Her heart burning with a question, her head full of plans to grasp the answer unhindered.

And then a voice.

"How rare a sight, a star so bright within my domain of gloom."

Him. Death. Fate. Winter.

Personified, no exemplified.

No, Deified.

"I was expecting you," he says.

She can remember the voice but not the whole of it. There are facets missing that ache within her soul like a pained muscle.

Yet his face is lost to her and lost to all because of their bargain.

It had started small conversations, interrogations, and sparing commentary that enlivened her in a way she had not expected.

She doesn't know what saw him engage with her so readily.

But she remembers how things had evolved, the conversations growing longer, delving deeper, becoming soulful, more personal.

She shirked responsibilities for their parlays, delved deeply into lore hidden and forgotten to challenge his assertations.

"You take risks beyond measure; surely you do not miss my company so much that you would seek to join it permanently?" he challenged one morning, observing fresh scars.

"You care for my wellbeing on this side of your door, oh lord?" she had challenged, smirkingly.

"Well, of course. There are no stars beyond my threshold." was his response, wry and witty, in a way one would be befuddled to join with a being so shadowed of countenance. That part she does remember

She also recalls when she dared to ask him about his domain.

"How did you come by your domains?" she demanded.

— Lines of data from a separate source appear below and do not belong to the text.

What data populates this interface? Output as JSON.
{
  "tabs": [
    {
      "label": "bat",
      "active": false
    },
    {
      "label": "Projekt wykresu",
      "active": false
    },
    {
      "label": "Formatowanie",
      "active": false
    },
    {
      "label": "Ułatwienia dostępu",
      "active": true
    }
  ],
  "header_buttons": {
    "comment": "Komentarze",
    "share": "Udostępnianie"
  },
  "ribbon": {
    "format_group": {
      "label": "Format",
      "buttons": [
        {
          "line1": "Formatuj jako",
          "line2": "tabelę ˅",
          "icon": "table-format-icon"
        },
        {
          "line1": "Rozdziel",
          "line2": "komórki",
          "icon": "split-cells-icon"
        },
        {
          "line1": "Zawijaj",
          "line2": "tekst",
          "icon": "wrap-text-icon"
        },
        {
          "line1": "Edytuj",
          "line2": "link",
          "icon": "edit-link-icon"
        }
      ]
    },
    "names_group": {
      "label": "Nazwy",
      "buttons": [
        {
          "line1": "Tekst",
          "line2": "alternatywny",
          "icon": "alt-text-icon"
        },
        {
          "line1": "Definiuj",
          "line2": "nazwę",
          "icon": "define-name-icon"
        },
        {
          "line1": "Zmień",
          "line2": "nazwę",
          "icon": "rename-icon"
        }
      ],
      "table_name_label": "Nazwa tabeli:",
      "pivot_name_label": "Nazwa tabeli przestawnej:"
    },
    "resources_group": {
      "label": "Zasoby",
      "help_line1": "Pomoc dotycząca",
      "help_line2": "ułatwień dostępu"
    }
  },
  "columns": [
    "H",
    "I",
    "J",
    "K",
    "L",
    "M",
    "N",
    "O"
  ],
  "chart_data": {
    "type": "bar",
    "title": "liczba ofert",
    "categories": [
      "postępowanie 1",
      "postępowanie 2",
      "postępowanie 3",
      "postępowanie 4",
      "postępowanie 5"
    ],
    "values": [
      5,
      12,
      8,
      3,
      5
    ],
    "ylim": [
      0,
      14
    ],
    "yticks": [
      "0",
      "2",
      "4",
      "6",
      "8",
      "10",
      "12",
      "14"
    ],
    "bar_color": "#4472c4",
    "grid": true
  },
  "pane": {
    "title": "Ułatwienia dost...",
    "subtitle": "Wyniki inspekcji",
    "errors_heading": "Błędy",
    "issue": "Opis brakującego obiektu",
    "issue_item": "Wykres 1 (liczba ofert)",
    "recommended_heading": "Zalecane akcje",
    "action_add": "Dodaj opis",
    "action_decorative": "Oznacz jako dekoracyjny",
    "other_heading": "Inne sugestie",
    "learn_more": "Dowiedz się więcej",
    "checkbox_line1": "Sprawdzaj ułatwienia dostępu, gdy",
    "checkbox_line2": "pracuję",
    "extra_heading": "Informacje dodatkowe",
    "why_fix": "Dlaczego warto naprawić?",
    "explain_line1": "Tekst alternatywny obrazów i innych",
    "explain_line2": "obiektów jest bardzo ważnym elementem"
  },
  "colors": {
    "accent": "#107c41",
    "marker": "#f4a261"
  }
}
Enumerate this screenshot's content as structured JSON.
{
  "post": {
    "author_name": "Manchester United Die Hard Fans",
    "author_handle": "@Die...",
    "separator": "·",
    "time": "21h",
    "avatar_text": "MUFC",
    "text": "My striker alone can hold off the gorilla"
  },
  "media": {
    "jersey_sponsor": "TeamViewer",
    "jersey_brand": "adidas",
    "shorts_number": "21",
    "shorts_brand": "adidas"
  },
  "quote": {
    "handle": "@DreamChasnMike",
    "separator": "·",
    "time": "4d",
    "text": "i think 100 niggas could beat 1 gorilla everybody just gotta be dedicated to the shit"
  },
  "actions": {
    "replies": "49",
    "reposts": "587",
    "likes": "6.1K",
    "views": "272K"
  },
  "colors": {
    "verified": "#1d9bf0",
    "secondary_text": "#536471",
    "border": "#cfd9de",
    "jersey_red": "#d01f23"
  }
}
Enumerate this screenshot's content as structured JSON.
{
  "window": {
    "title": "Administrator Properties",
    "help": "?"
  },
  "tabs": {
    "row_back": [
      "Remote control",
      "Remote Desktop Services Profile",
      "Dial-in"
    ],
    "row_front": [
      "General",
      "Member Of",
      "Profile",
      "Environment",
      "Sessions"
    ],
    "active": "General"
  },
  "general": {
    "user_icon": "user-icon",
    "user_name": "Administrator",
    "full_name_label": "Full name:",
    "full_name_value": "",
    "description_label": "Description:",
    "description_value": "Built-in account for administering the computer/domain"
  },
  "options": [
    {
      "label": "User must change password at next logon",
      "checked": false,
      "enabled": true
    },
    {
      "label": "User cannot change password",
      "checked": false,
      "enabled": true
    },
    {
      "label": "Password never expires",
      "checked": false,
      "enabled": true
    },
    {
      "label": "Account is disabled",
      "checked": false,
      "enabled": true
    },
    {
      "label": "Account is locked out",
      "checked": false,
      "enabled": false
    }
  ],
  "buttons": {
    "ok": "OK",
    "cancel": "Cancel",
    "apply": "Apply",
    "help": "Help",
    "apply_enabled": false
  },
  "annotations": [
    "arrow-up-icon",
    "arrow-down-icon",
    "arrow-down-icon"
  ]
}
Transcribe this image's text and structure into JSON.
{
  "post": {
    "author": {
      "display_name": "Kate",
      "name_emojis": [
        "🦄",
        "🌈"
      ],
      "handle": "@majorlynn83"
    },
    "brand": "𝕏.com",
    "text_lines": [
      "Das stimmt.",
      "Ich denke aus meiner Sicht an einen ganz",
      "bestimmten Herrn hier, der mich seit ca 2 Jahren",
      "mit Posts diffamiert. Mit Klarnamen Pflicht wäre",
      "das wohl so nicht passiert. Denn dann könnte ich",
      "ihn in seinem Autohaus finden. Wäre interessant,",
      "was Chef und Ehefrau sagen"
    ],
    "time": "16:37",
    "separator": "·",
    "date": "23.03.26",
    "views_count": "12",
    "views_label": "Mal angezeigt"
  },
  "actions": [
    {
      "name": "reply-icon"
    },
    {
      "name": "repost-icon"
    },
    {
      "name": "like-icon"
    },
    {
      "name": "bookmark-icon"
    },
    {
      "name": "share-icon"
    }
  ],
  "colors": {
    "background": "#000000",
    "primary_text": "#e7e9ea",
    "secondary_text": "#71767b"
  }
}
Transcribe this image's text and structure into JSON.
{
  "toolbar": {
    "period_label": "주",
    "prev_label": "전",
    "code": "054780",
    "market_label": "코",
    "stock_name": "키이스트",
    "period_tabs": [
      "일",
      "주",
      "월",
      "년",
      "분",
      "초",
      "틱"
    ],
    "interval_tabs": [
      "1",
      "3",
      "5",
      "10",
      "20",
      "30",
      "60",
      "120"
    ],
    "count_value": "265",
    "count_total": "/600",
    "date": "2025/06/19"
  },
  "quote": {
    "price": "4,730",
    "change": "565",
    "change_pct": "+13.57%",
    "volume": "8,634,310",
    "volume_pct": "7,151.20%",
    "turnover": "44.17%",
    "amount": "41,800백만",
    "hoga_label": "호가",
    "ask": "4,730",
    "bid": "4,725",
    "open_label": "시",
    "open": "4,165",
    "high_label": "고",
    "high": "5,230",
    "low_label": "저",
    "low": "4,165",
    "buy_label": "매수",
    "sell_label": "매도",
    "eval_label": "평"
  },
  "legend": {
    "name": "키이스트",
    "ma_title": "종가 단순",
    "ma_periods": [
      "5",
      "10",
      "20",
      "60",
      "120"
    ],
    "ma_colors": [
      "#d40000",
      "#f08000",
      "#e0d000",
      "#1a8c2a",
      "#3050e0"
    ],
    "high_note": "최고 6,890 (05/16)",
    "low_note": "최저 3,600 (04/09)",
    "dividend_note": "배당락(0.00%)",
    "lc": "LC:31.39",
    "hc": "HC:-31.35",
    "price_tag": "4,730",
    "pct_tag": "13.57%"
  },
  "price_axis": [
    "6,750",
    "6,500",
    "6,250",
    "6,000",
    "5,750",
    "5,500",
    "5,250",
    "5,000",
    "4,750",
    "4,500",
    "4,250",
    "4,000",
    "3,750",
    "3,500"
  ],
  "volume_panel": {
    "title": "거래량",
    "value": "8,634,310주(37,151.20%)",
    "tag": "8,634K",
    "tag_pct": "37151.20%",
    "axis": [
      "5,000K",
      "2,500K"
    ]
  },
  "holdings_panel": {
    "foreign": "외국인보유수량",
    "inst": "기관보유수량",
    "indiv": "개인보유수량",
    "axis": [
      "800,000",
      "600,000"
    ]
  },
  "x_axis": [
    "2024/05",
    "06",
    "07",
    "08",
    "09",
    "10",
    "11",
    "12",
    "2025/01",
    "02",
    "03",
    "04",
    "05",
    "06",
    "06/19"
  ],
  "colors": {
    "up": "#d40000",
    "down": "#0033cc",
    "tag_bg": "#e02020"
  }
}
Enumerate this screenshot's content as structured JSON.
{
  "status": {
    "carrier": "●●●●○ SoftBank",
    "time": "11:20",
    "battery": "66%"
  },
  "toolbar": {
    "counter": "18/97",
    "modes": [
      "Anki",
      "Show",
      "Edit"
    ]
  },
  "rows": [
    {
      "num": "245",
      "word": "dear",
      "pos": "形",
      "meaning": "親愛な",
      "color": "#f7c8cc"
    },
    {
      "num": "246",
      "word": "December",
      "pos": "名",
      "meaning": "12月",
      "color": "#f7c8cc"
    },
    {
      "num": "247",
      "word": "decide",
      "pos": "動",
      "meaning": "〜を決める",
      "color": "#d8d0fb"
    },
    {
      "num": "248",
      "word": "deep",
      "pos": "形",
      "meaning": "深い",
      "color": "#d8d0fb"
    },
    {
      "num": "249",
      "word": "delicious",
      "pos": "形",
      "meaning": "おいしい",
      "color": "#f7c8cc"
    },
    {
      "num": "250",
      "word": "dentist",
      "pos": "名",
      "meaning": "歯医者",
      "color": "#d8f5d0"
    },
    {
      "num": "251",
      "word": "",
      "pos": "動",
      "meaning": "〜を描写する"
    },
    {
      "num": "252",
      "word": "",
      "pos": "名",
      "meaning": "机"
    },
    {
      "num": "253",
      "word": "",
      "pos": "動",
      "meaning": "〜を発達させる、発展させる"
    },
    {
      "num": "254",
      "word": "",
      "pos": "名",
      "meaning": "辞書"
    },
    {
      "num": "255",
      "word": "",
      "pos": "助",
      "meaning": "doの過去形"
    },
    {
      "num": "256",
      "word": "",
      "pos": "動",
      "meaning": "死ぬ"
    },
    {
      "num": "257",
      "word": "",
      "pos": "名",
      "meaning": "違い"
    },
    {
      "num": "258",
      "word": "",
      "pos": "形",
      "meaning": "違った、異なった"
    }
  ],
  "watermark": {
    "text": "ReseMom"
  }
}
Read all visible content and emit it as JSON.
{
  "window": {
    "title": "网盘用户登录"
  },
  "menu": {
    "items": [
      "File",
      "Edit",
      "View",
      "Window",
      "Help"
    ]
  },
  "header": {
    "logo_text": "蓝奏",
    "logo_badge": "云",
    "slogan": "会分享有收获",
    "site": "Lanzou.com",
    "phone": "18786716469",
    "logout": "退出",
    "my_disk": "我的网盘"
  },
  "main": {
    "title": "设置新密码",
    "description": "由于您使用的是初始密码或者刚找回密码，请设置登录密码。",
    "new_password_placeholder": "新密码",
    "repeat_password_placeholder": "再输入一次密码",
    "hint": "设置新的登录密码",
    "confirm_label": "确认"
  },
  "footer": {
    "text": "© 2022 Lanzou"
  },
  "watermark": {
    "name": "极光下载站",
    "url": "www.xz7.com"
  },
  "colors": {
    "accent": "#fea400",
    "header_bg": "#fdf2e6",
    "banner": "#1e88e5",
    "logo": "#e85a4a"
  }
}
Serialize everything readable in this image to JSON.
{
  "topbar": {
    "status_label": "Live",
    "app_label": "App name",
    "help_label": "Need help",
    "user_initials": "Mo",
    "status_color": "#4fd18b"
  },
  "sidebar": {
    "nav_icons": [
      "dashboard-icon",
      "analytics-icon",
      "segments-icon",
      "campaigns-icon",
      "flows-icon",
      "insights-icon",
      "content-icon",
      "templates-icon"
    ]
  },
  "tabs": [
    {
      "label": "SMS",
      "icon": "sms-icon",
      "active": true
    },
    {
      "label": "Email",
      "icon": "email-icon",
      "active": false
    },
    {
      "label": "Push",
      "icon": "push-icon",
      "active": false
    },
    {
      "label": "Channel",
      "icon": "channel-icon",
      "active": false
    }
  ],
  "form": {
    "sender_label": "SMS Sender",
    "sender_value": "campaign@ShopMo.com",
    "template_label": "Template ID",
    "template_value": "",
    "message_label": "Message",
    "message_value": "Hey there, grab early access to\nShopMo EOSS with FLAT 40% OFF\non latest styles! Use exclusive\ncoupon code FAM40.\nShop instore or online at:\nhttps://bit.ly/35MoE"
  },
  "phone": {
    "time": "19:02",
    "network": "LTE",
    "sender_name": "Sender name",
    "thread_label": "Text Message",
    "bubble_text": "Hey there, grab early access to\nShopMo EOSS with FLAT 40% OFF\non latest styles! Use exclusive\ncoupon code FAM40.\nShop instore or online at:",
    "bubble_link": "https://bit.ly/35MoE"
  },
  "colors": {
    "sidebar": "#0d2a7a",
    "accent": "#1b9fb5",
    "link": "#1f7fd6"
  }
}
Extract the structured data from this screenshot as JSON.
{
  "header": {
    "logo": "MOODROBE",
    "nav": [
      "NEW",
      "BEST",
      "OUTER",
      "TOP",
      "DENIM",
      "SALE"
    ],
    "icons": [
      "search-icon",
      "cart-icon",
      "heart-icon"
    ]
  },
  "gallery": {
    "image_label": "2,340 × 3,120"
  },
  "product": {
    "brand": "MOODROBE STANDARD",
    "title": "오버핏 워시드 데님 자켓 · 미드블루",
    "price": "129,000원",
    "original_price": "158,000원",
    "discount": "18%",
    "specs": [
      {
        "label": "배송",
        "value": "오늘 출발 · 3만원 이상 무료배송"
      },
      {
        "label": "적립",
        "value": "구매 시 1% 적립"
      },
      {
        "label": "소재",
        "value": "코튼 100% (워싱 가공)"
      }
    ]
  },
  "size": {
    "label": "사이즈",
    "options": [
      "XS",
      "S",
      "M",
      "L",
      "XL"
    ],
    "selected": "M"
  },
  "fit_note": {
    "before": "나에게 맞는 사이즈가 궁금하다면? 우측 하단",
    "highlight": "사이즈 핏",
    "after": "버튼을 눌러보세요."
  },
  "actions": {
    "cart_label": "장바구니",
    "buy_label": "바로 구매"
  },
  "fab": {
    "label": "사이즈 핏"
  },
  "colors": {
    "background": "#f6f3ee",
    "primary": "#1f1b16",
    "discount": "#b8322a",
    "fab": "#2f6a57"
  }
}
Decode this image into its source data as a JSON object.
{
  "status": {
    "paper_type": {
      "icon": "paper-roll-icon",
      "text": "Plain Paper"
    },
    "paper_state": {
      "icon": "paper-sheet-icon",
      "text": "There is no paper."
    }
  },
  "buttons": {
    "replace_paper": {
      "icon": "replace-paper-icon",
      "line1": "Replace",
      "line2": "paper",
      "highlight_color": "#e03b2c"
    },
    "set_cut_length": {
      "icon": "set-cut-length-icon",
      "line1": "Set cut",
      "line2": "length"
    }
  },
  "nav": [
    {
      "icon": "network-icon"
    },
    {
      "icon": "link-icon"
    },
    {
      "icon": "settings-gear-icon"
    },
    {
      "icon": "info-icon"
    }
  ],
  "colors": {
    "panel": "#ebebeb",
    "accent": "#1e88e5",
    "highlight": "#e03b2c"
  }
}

He had paused, staring at her pensively. How she wishes she could draw forth the lost color of his eyes.

"One I chose." he returned.

"Which?" she asked.

"Death," he stated.

"Whatever for, no one wishes for Death." she scoffed.

"There are things that even my ilk can not shake," he replied, turning away from her. "Though I will counter, if none would truck with Death, then why are you ever within my domain?"

She had conceded his point ruefully, yet as ever, more questions lingered.

"And the others?" she asked.

"They came to me, as all things do when they pass," he stated cryptically.

"Fate can die?" she responded incredulously, "Winter?"

There is no response.

Yet she would learn in time that, yes, even the Gods had endings.

"I am tired." he muttered, holding her hand in his, seeing her as what they had become without realizing, an equal, "Would you help me?"

Had she loved him before then? She can't say, but their work together, the intimate hunt and scrawling of such a work, the bond that it forged, unspoken, unbidden, that... that cemented it.

She loved him, and she killed him, and he thanked her as he went.

The Rite of Ascension

A Funeral Rite.

Their hands were woven together by the thread, and snow and raven down, a mask to hide her tears, dispassion enshrouding grief.

She can't remember the exact moment that he passed, but she remembers the embrace before, leading to...

Leading to...

Dissolution. Dissatisfaction. Dread.

No one knew what they had been.

Death lies slain, and all hail the new.

His Usurper.

Not his Friend, His Peer, His... Love.


Emhira awakens in Hawk Hill, clutching for her heart, tears not fully her own tracking down her face.

Why now does she recall him?

The answer is simple after a moment of call.

Aeor looms above her.

And within it lies oblivion.

Not Peace, not him, not the ending she seeks.

Or is it... should she accept it and find her way into his embrace once more?

Finally, see his face again for the first time in centuries.

Remember all that had, all they had been, not the fractured, fractile story that had been placed upon her by her own hands.

"My Lady, it's time?" her champion states, pushing open the lip of her tent.

Is it?

"I'm coming," Emhira responds, drying her tears as the scent of winter briefly meets her nose.